Hence, while spending time on pursuing the legal claim of the Philippines through nonviolent and legal measures, it would be remiss not to treat the issue as attached to the strength of the country’s foreign policy. After all, the success of the country does not constitute the validation of its territorial claim alone, but also boils down to its strength to exercise sovereignity over its territory (take the 2016 decision of UNCLOS on the WPS dispute as an example). Whether the diplomatic means of settling the issue favor the Filipino people, the country cannot establish its foothold in Sabah until it has the strength to tilt the balance of its bilateral ties with Malaysia and bar the intrusive participation of other dominant states outside their bubble. It can only do so once the Philippines repaints the image of the nation as debt-ridden, poverty-stricken, and led by politicians seeking for personal gains.
It is, then, important to align the discussion with the domestic status of the country in strengthening its position in the global politics to pursue its national interest. Such power can be sourced from a robust economy, impregnable military force, and undivided politics.
By and large, although the importance of approaching the territorial issue in a legal and peaceful manner is undisputed, the discussion must also incorporate a broader scope, encompassing the country’s strength in foreign affairs. Given the status of the disputed territory, claiming Sabah is an almost impossible undertaking to do. However, this does not mean that the Philippines is left with no option but to officially withdraw its territorial claim. It could still have its lost territory back if its foreign policy is backed by a strong domestic power while taking initiative to validate its legal claims through diplomatic avenues.
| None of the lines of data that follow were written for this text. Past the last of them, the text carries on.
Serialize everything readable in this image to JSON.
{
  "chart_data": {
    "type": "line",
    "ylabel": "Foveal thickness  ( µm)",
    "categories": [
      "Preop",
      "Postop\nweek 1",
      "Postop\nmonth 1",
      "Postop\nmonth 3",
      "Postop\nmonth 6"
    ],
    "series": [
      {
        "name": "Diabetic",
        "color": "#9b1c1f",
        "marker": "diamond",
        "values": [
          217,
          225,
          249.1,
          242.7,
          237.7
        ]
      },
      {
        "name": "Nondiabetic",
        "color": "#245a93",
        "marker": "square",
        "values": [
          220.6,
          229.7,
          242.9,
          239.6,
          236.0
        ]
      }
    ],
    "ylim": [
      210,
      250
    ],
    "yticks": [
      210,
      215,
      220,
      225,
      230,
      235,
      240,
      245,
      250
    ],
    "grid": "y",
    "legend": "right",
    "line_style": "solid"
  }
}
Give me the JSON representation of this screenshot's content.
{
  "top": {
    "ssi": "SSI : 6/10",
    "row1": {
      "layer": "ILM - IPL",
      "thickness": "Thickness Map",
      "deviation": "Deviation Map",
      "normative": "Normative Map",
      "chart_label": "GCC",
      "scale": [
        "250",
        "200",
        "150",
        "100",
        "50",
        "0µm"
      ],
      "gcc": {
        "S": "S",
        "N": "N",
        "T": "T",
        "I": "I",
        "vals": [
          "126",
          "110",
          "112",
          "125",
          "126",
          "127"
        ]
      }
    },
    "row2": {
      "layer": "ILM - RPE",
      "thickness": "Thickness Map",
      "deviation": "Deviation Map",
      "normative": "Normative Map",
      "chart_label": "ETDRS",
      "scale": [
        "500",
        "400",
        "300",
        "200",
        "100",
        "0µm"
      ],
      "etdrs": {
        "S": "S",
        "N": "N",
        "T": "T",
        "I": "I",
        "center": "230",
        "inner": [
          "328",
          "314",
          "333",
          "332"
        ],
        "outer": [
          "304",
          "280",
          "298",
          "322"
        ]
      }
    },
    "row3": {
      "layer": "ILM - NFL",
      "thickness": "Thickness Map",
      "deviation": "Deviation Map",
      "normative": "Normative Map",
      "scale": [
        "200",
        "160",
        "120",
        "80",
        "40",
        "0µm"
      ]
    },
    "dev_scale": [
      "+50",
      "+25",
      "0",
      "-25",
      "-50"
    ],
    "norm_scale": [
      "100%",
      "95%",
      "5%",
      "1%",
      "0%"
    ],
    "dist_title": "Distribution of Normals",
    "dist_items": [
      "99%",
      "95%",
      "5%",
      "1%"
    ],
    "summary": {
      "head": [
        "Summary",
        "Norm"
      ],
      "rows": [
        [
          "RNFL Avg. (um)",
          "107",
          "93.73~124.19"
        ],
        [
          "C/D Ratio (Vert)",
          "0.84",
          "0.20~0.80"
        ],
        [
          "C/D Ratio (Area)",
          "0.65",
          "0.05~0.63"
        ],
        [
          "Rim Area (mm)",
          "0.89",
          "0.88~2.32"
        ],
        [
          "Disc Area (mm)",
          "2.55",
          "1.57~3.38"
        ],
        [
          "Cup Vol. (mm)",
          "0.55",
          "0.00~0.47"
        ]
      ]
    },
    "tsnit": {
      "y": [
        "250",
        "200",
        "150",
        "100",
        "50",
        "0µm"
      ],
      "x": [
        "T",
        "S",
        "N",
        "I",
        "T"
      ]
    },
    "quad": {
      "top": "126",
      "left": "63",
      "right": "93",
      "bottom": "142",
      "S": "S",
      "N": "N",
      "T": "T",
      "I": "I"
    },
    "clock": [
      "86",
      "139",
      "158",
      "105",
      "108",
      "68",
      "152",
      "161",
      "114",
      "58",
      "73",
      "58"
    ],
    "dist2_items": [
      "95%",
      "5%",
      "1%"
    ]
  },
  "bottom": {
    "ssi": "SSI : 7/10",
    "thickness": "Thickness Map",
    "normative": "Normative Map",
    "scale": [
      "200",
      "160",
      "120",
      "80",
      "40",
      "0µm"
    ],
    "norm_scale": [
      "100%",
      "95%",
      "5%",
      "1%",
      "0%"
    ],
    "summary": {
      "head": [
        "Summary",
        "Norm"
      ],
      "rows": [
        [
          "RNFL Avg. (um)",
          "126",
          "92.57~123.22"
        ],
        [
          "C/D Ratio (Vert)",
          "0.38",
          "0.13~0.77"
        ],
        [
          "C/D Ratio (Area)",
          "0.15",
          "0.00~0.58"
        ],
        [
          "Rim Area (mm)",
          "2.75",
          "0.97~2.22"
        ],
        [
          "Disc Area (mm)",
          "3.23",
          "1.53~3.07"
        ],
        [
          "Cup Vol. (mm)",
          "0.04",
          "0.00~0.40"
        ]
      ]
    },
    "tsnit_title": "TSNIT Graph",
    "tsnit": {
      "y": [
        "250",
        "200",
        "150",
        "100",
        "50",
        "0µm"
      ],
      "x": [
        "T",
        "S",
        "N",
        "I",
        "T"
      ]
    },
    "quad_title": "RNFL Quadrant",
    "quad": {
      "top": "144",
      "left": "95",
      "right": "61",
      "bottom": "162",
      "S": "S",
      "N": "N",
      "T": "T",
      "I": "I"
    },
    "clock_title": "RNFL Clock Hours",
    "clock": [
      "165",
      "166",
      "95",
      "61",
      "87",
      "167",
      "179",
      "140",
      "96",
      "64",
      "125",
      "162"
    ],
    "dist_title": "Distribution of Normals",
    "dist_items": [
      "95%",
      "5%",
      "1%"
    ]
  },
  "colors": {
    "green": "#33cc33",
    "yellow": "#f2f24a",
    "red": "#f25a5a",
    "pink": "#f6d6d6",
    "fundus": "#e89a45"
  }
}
Until then, the Philippines must hold back from its vocal claim as it may only lead to further damages in its bilateral relations with Malaysia. Such possible outcome would only bring inevitable adverse repercussions, heavily affecting the country considering Malaysia’s vital security assistance in the southern Philippine territory and the need to have a united regional force against the threat of China.
 See C. Campbell (2013), “Sabah Standoff: Diplomatic Drama After Filipino Militants Storm Malaysia,” for more information on the 2013 Sabah Standoff. Retrieved from https://world.time.com/2013/02/26/sabah-standoff-diplomatic-drama-after-sulu-militants-storm-malaysia/
 See F. Regalado (2020), “Malaysia’s spat with Philippines over Sabah: Five things to know,” NIKKEI Asia. Retrieved from https://asia.nikkei.com/Politics/International-relations/Malaysia-s-spat-with-Philippines-over-Sabah-Five-things-to-know.
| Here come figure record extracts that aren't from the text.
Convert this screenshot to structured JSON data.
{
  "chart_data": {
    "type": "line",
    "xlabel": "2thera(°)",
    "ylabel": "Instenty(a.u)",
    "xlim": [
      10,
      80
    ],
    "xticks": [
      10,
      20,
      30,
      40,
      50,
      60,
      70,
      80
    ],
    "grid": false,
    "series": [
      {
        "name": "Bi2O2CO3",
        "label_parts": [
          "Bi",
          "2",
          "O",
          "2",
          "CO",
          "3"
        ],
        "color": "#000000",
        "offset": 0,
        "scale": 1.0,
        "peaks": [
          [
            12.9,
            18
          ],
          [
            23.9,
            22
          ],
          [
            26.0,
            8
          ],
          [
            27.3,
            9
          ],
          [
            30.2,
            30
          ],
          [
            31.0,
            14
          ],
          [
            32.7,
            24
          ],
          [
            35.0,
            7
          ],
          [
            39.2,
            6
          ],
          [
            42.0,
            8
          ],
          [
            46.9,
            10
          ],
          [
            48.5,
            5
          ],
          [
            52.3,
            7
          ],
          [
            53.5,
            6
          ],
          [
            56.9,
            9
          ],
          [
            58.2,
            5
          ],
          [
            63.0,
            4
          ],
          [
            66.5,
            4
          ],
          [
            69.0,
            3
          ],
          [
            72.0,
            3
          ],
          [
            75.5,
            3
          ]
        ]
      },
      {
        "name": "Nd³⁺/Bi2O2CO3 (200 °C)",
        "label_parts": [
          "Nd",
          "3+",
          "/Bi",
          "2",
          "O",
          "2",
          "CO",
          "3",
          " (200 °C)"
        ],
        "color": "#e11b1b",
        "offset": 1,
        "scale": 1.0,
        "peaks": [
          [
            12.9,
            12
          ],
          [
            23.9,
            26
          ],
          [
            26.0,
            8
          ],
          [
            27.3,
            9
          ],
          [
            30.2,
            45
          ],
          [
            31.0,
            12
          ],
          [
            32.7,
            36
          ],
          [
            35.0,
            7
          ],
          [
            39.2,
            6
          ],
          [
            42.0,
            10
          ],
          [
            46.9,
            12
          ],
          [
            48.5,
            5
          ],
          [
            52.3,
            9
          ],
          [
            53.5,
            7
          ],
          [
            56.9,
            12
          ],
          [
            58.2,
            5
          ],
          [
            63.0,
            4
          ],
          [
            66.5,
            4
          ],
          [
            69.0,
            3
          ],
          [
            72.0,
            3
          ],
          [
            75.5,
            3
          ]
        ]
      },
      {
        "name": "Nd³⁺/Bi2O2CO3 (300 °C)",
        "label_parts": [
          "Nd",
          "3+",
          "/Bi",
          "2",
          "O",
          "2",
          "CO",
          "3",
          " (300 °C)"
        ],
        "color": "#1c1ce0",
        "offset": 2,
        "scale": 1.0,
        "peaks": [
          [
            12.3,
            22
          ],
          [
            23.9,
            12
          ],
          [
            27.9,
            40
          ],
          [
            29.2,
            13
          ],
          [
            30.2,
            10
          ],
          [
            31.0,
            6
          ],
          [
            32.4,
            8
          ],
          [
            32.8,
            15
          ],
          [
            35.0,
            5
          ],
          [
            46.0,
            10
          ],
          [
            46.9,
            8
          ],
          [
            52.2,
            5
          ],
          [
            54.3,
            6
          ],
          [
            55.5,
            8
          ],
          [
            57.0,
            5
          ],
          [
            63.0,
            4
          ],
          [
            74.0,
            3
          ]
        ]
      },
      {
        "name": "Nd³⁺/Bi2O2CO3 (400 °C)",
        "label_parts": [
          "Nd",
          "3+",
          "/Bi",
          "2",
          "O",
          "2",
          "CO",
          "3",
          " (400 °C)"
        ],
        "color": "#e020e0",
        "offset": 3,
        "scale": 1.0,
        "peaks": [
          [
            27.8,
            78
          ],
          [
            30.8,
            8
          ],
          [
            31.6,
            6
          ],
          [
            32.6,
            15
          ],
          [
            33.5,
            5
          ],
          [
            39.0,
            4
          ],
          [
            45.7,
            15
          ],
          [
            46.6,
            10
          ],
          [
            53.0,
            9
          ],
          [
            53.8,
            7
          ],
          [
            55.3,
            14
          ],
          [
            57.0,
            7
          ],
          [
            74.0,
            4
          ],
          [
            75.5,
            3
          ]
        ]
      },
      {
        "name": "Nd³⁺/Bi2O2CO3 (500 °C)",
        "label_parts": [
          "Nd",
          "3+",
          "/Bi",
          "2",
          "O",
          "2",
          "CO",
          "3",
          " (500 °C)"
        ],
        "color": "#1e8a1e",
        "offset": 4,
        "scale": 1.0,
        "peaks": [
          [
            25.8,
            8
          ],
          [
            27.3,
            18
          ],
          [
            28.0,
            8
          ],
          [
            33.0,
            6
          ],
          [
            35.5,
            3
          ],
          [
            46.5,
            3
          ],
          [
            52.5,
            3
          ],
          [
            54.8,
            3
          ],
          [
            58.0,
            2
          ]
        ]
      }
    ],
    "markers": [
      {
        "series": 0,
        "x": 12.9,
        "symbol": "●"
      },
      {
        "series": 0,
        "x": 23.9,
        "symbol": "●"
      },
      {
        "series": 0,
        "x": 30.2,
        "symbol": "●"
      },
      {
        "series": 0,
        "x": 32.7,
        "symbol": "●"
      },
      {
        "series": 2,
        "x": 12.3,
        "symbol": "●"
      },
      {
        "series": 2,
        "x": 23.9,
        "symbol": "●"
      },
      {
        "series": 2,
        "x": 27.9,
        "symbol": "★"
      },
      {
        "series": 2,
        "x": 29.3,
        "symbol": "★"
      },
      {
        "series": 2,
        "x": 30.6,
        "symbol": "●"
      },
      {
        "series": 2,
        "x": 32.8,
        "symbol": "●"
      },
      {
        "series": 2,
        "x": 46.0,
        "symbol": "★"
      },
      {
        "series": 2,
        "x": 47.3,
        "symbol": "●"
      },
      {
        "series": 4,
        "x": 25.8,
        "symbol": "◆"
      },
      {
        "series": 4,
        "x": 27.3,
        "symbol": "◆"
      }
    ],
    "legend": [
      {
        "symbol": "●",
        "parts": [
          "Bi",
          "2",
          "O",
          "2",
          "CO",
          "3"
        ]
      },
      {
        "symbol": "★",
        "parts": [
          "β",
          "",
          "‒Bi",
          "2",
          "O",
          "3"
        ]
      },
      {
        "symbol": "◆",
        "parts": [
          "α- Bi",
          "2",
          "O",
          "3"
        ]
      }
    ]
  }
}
 See J.L. Vellut (2014), “The Philippines and Malaysia Issue,” Australian Institute of Policy and Science. Retrieved from http://www.jstor.org/stable/20633936.
 For more information on the deed of lease, see M. Sta. Maria (2020), “Sabah and the West Philippine Sea are ours,” Rappler. Retrieved from https://www.rappler.com/voices/thought-leaders/opinion-just-saying-sabah-west-philippine-sea-are-ours?fbclid=IwAR1BoShs1pVY9LfY7rkxfsdlDLv_K-ZB5jElkS6PWJmhgSE-1oJf1g4zCSo.
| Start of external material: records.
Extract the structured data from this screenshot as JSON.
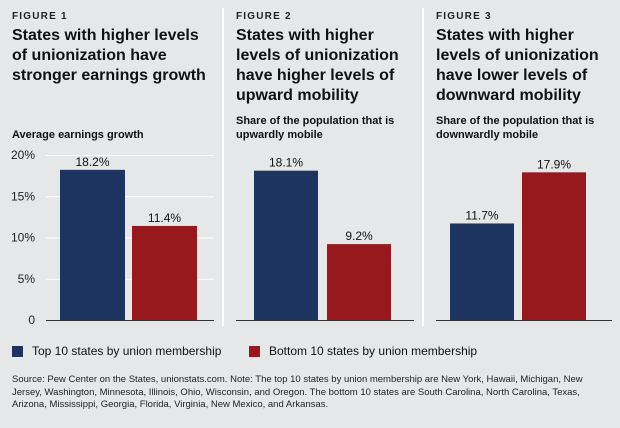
{
  "colors": {
    "top": "#1d3461",
    "bottom": "#98191d"
  },
  "figures": [
    {
      "label": "FIGURE 1",
      "title": "States with higher levels of unionization have stronger earnings growth",
      "subtitle": "Average earnings growth"
    },
    {
      "label": "FIGURE 2",
      "title": "States with higher levels of unionization have higher levels of upward mobility",
      "subtitle": "Share of the population that is upwardly mobile"
    },
    {
      "label": "FIGURE 3",
      "title": "States with higher levels of unionization have lower levels of downward mobility",
      "subtitle": "Share of the population that is downwardly mobile"
    }
  ],
  "legend": {
    "top": "Top 10 states by union membership",
    "bottom": "Bottom 10 states by union membership"
  },
  "source": "Source: Pew Center on the States, unionstats.com. Note: The top 10 states by union membership are New York, Hawaii, Michigan, New Jersey, Washington, Minnesota, Illinois, Ohio, Wisconsin, and Oregon. The bottom 10 states are South Carolina, North Carolina, Texas, Arizona, Mississippi, Georgia, Florida, Virginia, New Mexico, and Arkansas.",
  "chart_data": [
    {
      "type": "bar",
      "title": "States with higher levels of unionization have stronger earnings growth",
      "ylabel": "Average earnings growth",
      "categories": [
        "Top 10 states by union membership",
        "Bottom 10 states by union membership"
      ],
      "values": [
        18.2,
        11.4
      ],
      "value_labels": [
        "18.2%",
        "11.4%"
      ],
      "ylim": [
        0,
        20
      ],
      "yticks": [
        0,
        5,
        10,
        15,
        20
      ],
      "ytick_labels": [
        "0",
        "5%",
        "10%",
        "15%",
        "20%"
      ]
    },
    {
      "type": "bar",
      "title": "States with higher levels of unionization have higher levels of upward mobility",
      "ylabel": "Share of the population that is upwardly mobile",
      "categories": [
        "Top 10 states by union membership",
        "Bottom 10 states by union membership"
      ],
      "values": [
        18.1,
        9.2
      ],
      "value_labels": [
        "18.1%",
        "9.2%"
      ],
      "ylim": [
        0,
        20
      ]
    },
    {
      "type": "bar",
      "title": "States with higher levels of unionization have lower levels of downward mobility",
      "ylabel": "Share of the population that is downwardly mobile",
      "categories": [
        "Top 10 states by union membership",
        "Bottom 10 states by union membership"
      ],
      "values": [
        11.7,
        17.9
      ],
      "value_labels": [
        "11.7%",
        "17.9%"
      ],
      "ylim": [
        0,
        20
      ]
    }
  ]
}
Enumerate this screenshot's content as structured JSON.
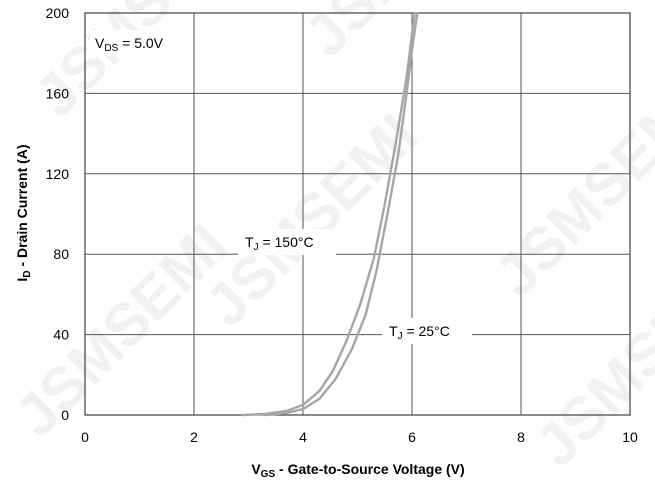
{
  "chart_data": {
    "type": "line",
    "xlabel_main": "V",
    "xlabel_sub": "GS",
    "xlabel_rest": " - Gate-to-Source Voltage (V)",
    "ylabel_main": "I",
    "ylabel_sub": "D",
    "ylabel_rest": " - Drain Current (A)",
    "xlim": [
      0,
      10
    ],
    "ylim": [
      0,
      200
    ],
    "x_ticks": [
      0,
      2,
      4,
      6,
      8,
      10
    ],
    "y_ticks": [
      0,
      40,
      80,
      120,
      160,
      200
    ],
    "grid": true,
    "line_color": "#a6a6a6",
    "condition": {
      "main": "V",
      "sub": "DS",
      "rest": " = 5.0V"
    },
    "watermark": "JSMSEMI",
    "series": [
      {
        "name_main": "T",
        "name_sub": "J",
        "name_rest": " = 150°C",
        "x": [
          2.9,
          3.3,
          3.7,
          4.0,
          4.3,
          4.55,
          4.8,
          5.05,
          5.3,
          5.5,
          5.7,
          5.9,
          6.05
        ],
        "y": [
          0,
          0.5,
          2,
          5,
          12,
          22,
          37,
          55,
          78,
          105,
          135,
          168,
          200
        ]
      },
      {
        "name_main": "T",
        "name_sub": "J",
        "name_rest": " = 25°C",
        "x": [
          3.3,
          3.7,
          4.0,
          4.3,
          4.6,
          4.9,
          5.15,
          5.35,
          5.55,
          5.75,
          5.9,
          6.0,
          6.1
        ],
        "y": [
          0,
          1,
          3,
          8,
          18,
          33,
          50,
          72,
          100,
          130,
          160,
          182,
          200
        ]
      }
    ]
  }
}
 See A. Panganiban (2021), “Understanding the Sabah Dispute,” Inquirer.Net. Sourced from https://opinion.inquirer.net/47997/understanding-the-sabah-dispute.
 See A. Panganiban (2021), “Understanding the Sabah Dispute,” Inquirer.Net. Retrieved from https://opinion.inquirer.net/47997/understanding-the-sabah-dispute.
 See L. Shahani, “TOWARDS THE PACIFIC CENTURY,” Essays on Philippine Foreign Policy.